Conclusie en gevolgen

14. Het beroep is ongegrond. Dat betekent dat eiseres geen gelijk krijgt. Eiseres krijgt daarom het griffierecht niet terug. Zij krijgt ook geen vergoeding van haar proceskosten.

Beslissing

De rechtbank verklaart het beroep ongegrond.
Deze uitspraak is gedaan door mr. R.H. Smits, rechter, in aanwezigheid van mr. S.R. Veili, griffier.
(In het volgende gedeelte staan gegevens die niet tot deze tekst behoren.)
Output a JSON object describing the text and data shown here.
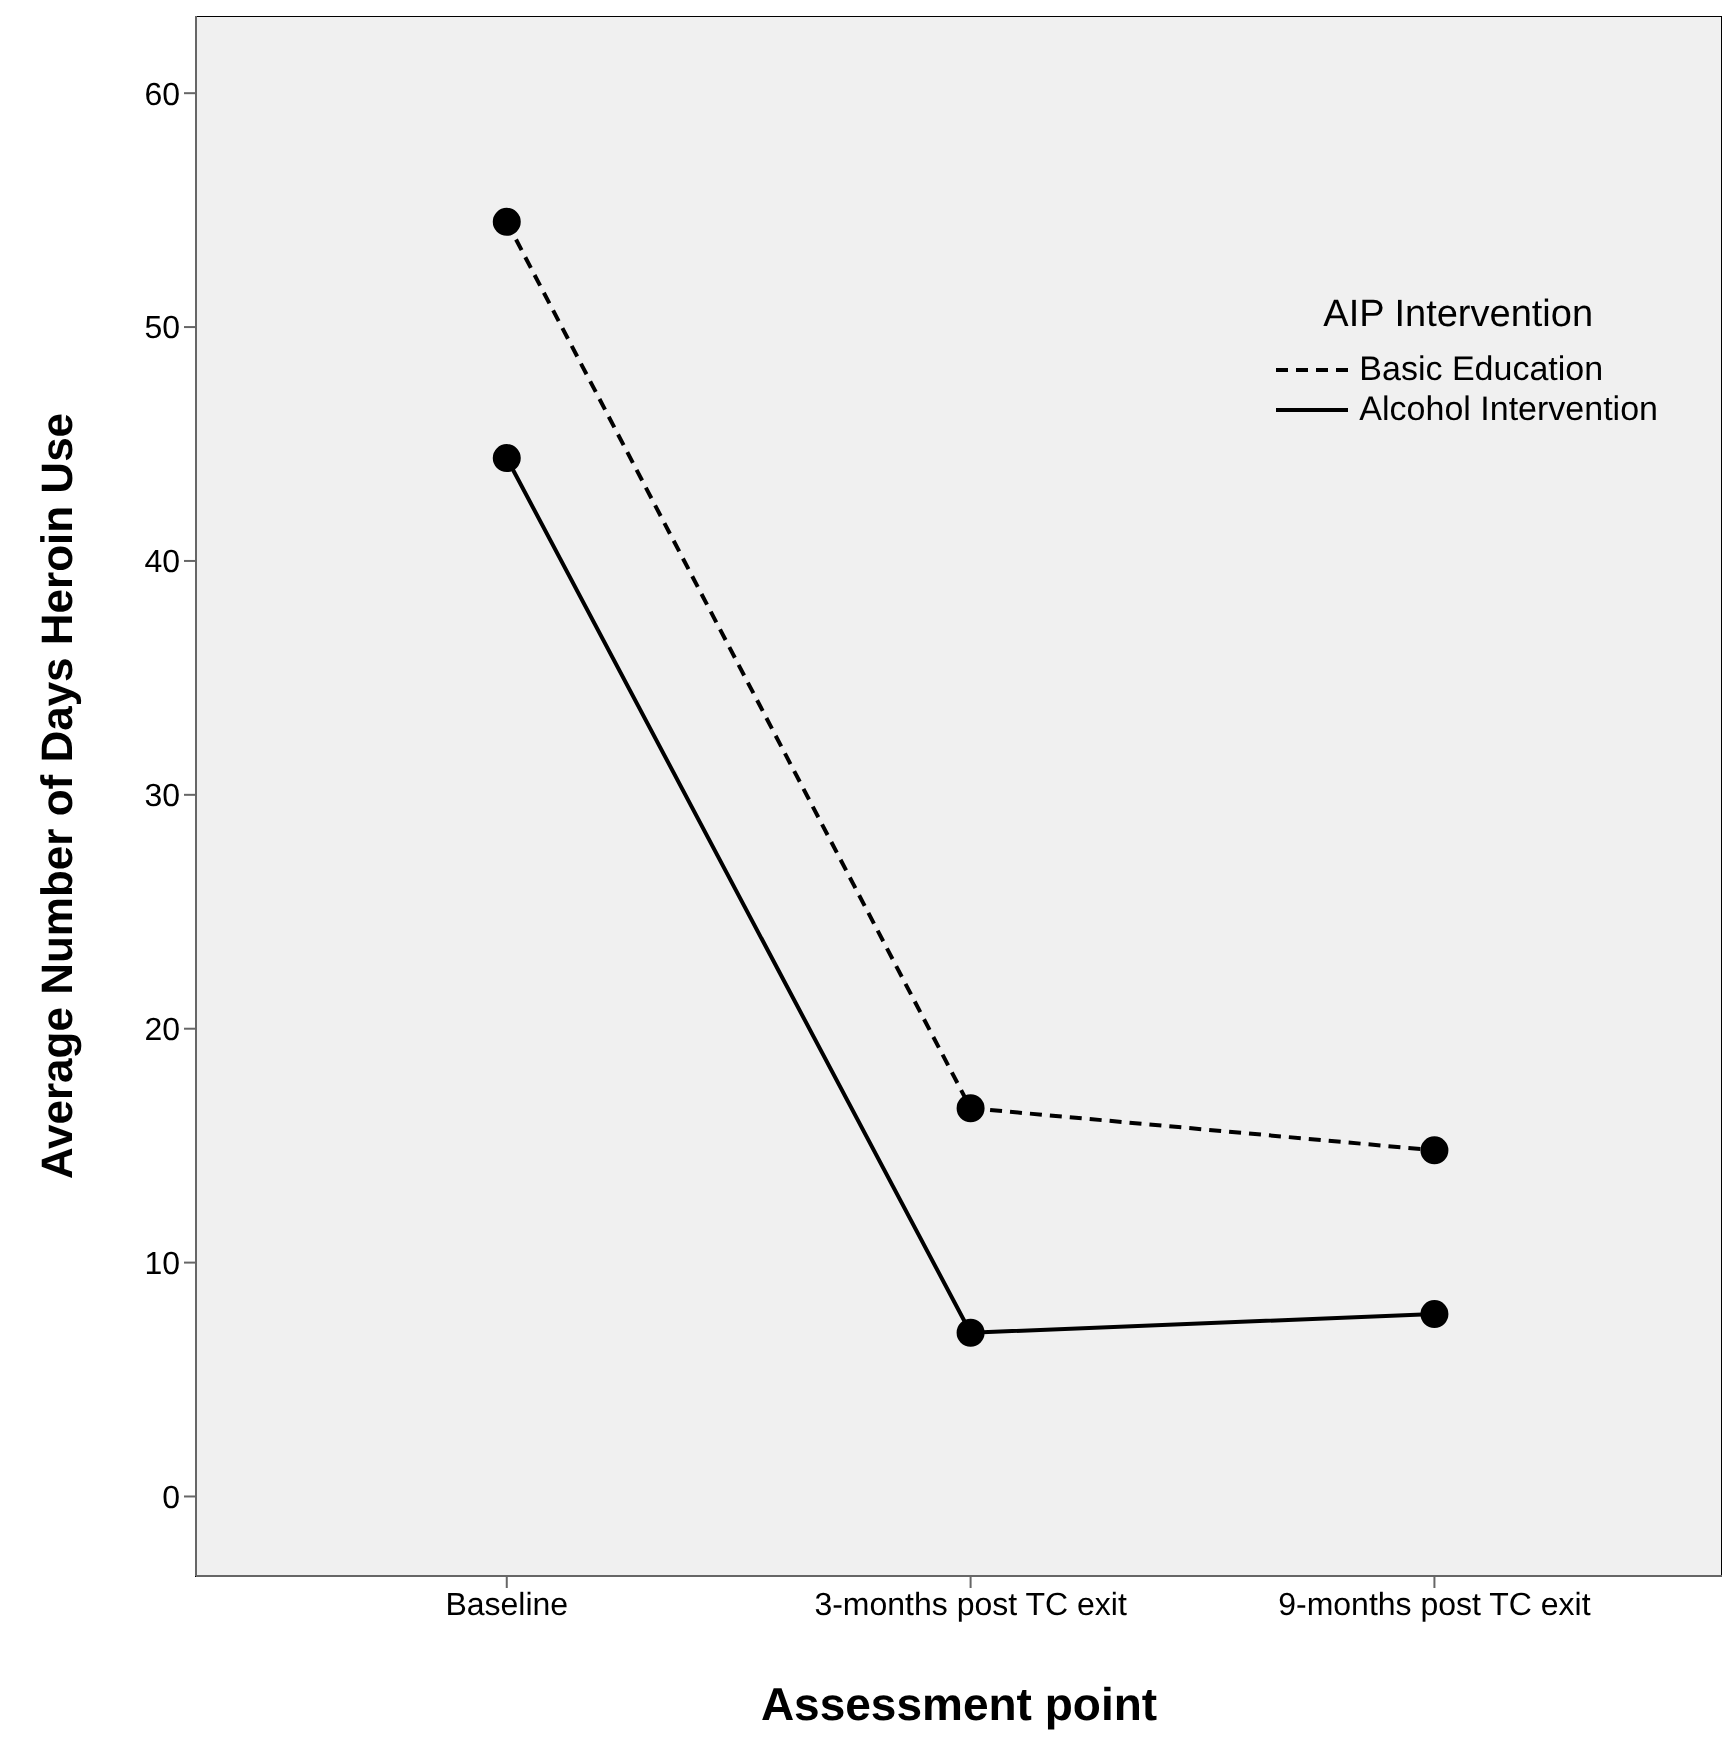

De uitspraak is uitgesproken in het openbaar op 26 januari 2024.
griffier
rechter
Een afschrift van deze uitspraak is verzonden aan partijen op:

Informatie over hoger beroep

Een partij die het niet eens is met deze uitspraak, kan een hogerberoepschrift sturen naar de Centrale Raad van Beroep waarin wordt uitgelegd waarom deze partij het niet eens is met deze uitspraak. Het hogerberoepschrift moet worden ingediend binnen zes weken na de dag waarop deze uitspraak is verzonden. Kan de indiener de behandeling van het hoger beroep niet afwachten, omdat de zaak spoed heeft, dan kan de indiener de voorzieningenrechter van de Centrale Raad van Beroep vragen om een voorlopige voorziening (een tijdelijke maatregel) te treffen.

Voetnoten

1.Zie bijvoorbeeld de uitspraak van de Centrale Raad van Beroep van 9 maart 2022, ECLI:NL:CRVB:2022:585.